The different environment, different language and different rules of each have not changed. Neither has the local commerce. And, consequently, the sense that those ‘others' are ordinary neighbours who, when all affairs have been concluded, will naturally retire back to their own street or own village and their own language and customs.
ExchangeChangeWisselWechsel is a project developed by the artist Su Tomesen (born in Beek, Limburg, in 1970, currently residing in Amsterdam and Yogyakarta) and is the second product of a larger photo project commissioned by the province of Limburg as part of its multi-year project titled Dit zijn wij – portret van het leven in de Euregio Maas-Rijn (‘This is us – a portrait of life in the Maas-Rhine Euroregion’). The first commission, extended to Chris Keulen, resulted in a publication titled Chez nous in 2013. From each of the project’s resulting photo series, a number will be selected for incorporation into the collection of Maastricht’s provincial government, housed in the Gouvernement building along the Maas River.

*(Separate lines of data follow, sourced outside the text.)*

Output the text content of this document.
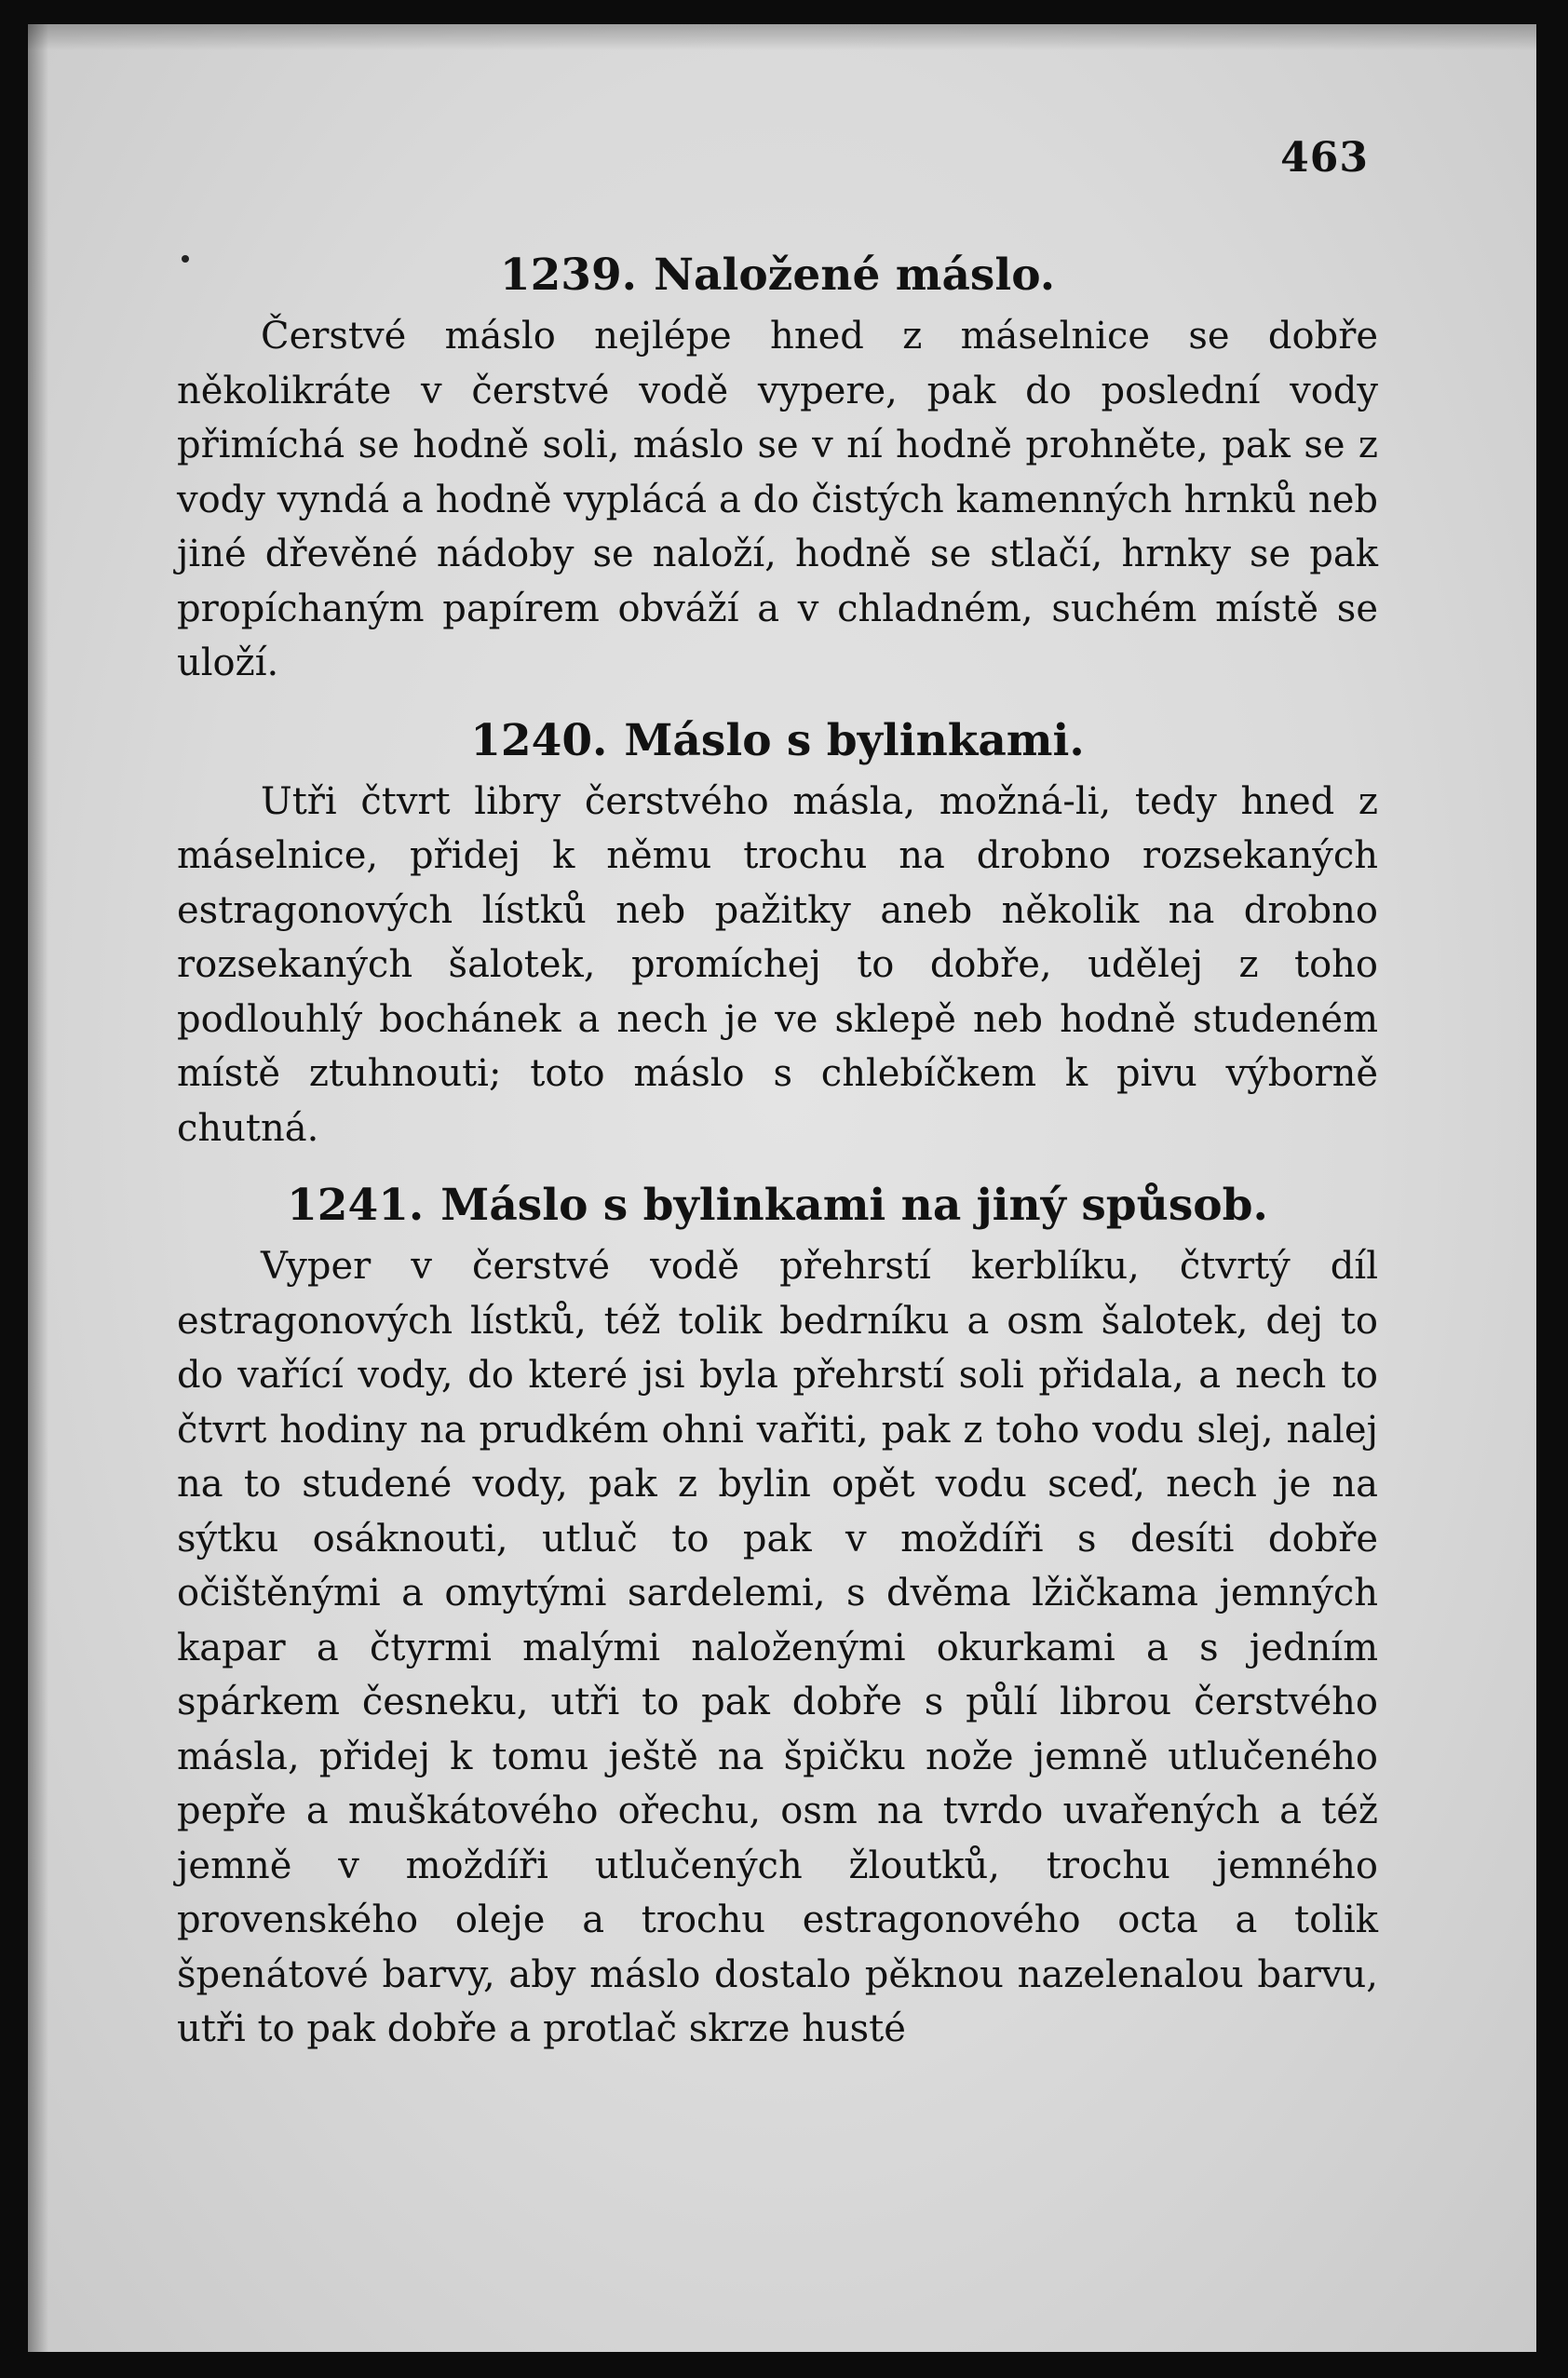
463
1239. Naložené máslo.

Čerstvé máslo nejlépe hned z máselnice se dobře několikráte v čerstvé vodě vypere, pak do poslední vody přimíchá se hodně soli, máslo se v ní hodně prohněte, pak se z vody vyndá a hodně vyplácá a do čistých kamenných hrnků neb jiné dřevěné nádoby se naloží, hodně se stlačí, hrnky se pak propíchaným papírem obváží a v chladném, suchém místě se uloží.

1240. Máslo s bylinkami.

Utři čtvrt libry čerstvého másla, možná-li, tedy hned z máselnice, přidej k němu trochu na drobno rozsekaných estragonových lístků neb pažitky aneb několik na drobno rozsekaných šalotek, promíchej to dobře, udělej z toho podlouhlý bochánek a nech je ve sklepě neb hodně studeném místě ztuhnouti; toto máslo s chlebíčkem k pivu výborně chutná.

1241. Máslo s bylinkami na jiný spůsob.

Vyper v čerstvé vodě přehrstí kerblíku, čtvrtý díl estragonových lístků, též tolik bedrníku a osm šalotek, dej to do vařící vody, do které jsi byla přehrstí soli přidala, a nech to čtvrt hodiny na prudkém ohni vařiti, pak z toho vodu slej, nalej na to studené vody, pak z bylin opět vodu sceď, nech je na sýtku osáknouti, utluč to pak v moždíři s desíti dobře očištěnými a omytými sardelemi, s dvěma lžičkama jemných kapar a čtyrmi malými naloženými okurkami a s jedním spárkem česneku, utři to pak dobře s půlí librou čerstvého másla, přidej k tomu ještě na špičku nože jemně utlučeného pepře a muškátového ořechu, osm na tvrdo uvařených a též jemně v moždíři utlučených žloutků, trochu jemného provenského oleje a trochu estragonového octa a tolik špenátové barvy, aby máslo dostalo pěknou nazelenalou barvu, utři to pak dobře a protlač skrze husté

Next to be added to this collection is Su Tomesen, who has taken her own slant on the Euroregion. As well as these images, the present publication includes a critical analysis by Jean Boumans, a consultant on art in public space.

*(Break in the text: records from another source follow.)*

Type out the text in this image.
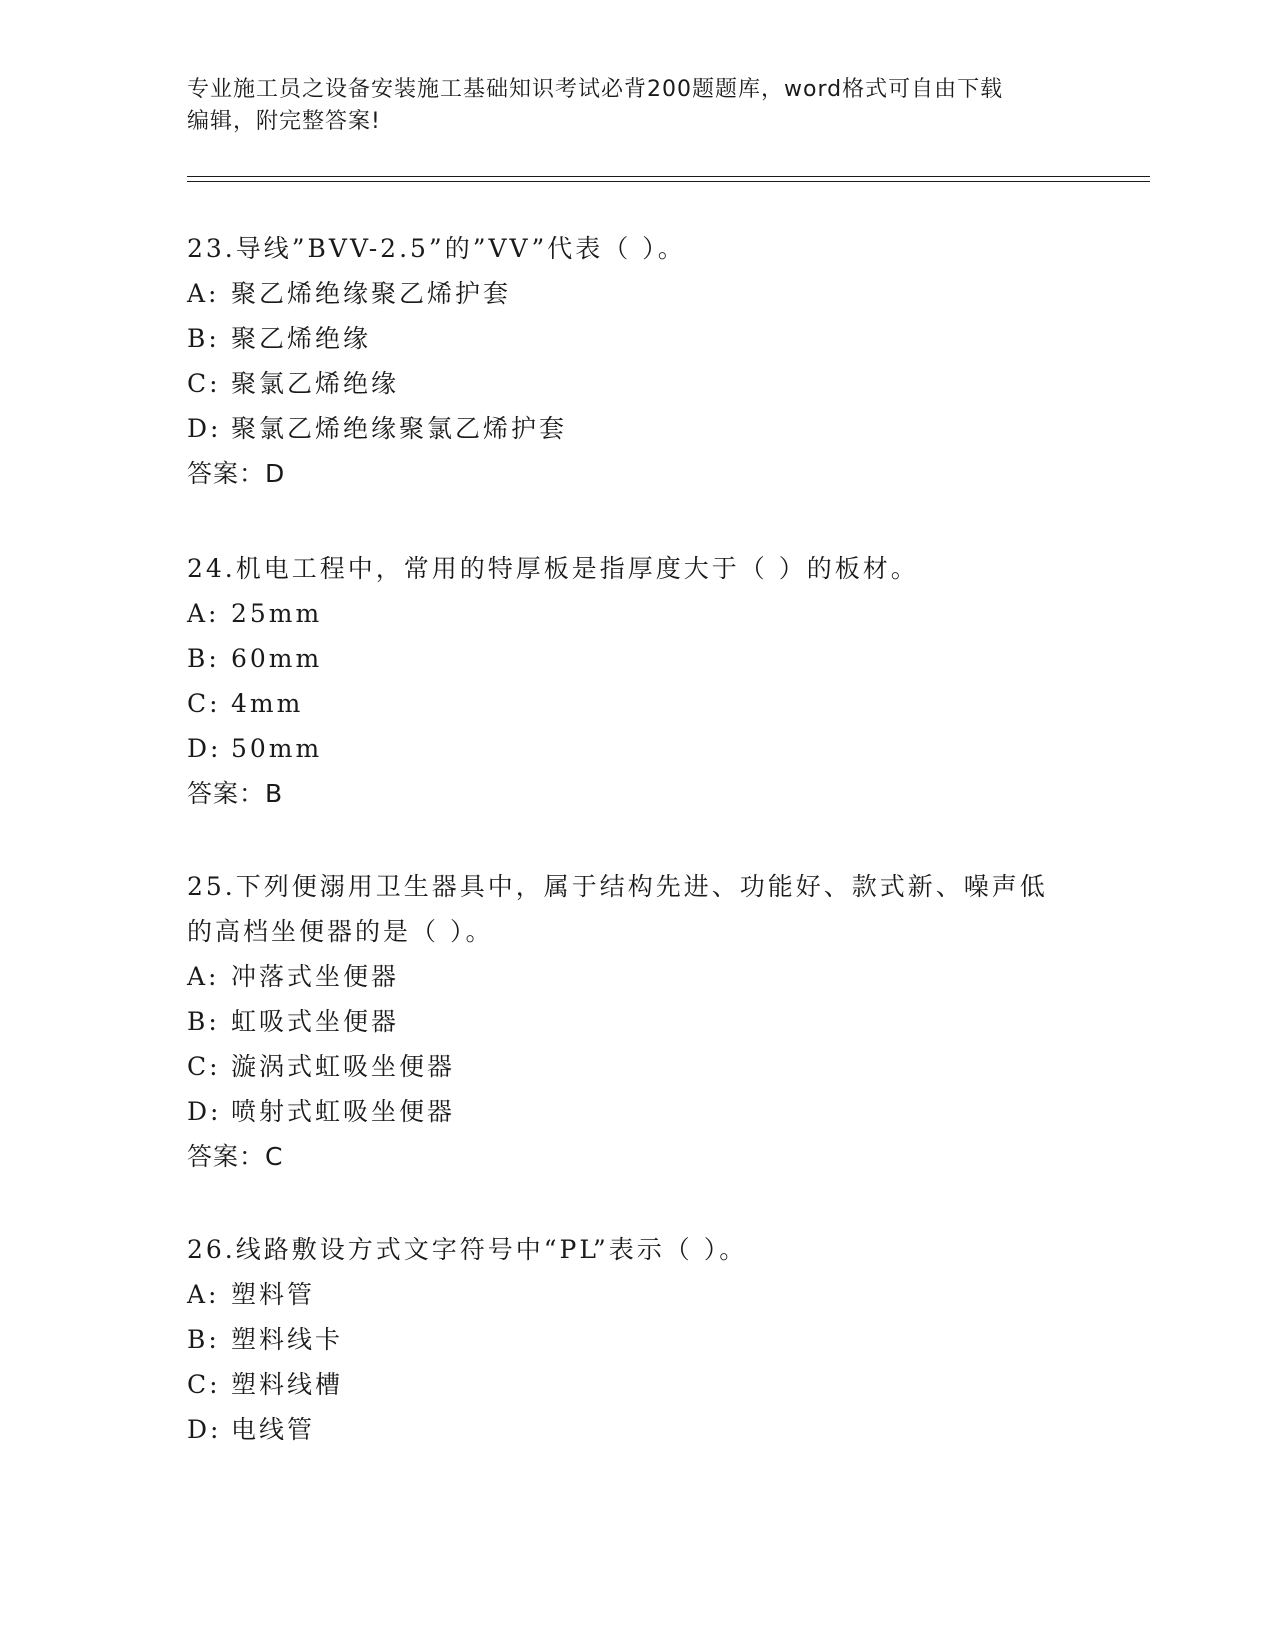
专业施工员之设备安装施工基础知识考试必背200题题库，word格式可自由下载
编辑，附完整答案!

23.导线”BVV-2.5”的”VV”代表（ ）。

A: 聚乙烯绝缘聚乙烯护套

B: 聚乙烯绝缘

C: 聚氯乙烯绝缘

D: 聚氯乙烯绝缘聚氯乙烯护套

答案：D

24.机电工程中，常用的特厚板是指厚度大于（ ）的板材。

A: 25mm

B: 60mm

C: 4mm

D: 50mm

答案：B

25.下列便溺用卫生器具中，属于结构先进、功能好、款式新、噪声低

的高档坐便器的是（ ）。

A: 冲落式坐便器

B: 虹吸式坐便器

C: 漩涡式虹吸坐便器

D: 喷射式虹吸坐便器

答案：C

26.线路敷设方式文字符号中“PL”表示（ ）。

A: 塑料管

B: 塑料线卡

C: 塑料线槽

D: 电线管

In 2012 and 2013, working closely with her husband Teguh Hartanto, Su Tomesen produced a large number of photographs of economic activity in the South Limburg and neighbouring regions. She focused particularly on market vendors and the buying public at both markets and in shopping areas, not only taking photos but also talking with the people she encountered there. Residents of the three-border region engage in trade with each other or just visit each other's shops because of the financial advantage or simply for the sense of visiting a different world, nearby. Most of the images focus on the movement of goods by people who have themselves relocated for that very purpose. They are all snapshots taken in the moment during Tomesen’s local visits and personal encounters.
Tomesen has limited herself to the strictly necessary, crystalizing her focus out of an analysis of the many impressions gathered in her recent on-site explorations and as held up against her own childhood memories and subsequent experiences as a widely travelled artist and documentary filmmaker. This explains her preference for prosaic meeting places like markets, wholesalers and shopping centres. Further, this professional approach may also explain the almost Dutch directness of her images.
Approach and theme alike align closely with her upcoming film project, Jalan, in which she documents the ways in which inhabitants move forwards and engage in trade with each other, often improvising along the way.
Like the Indonesian word jalan, this work considers not only the paths we ourselves walk in life but also, and particularly, the meaning of the verb 'to go'. Su Tomesen counterposes the movement that generates connections with the ‘halt’ compelled by boundaries.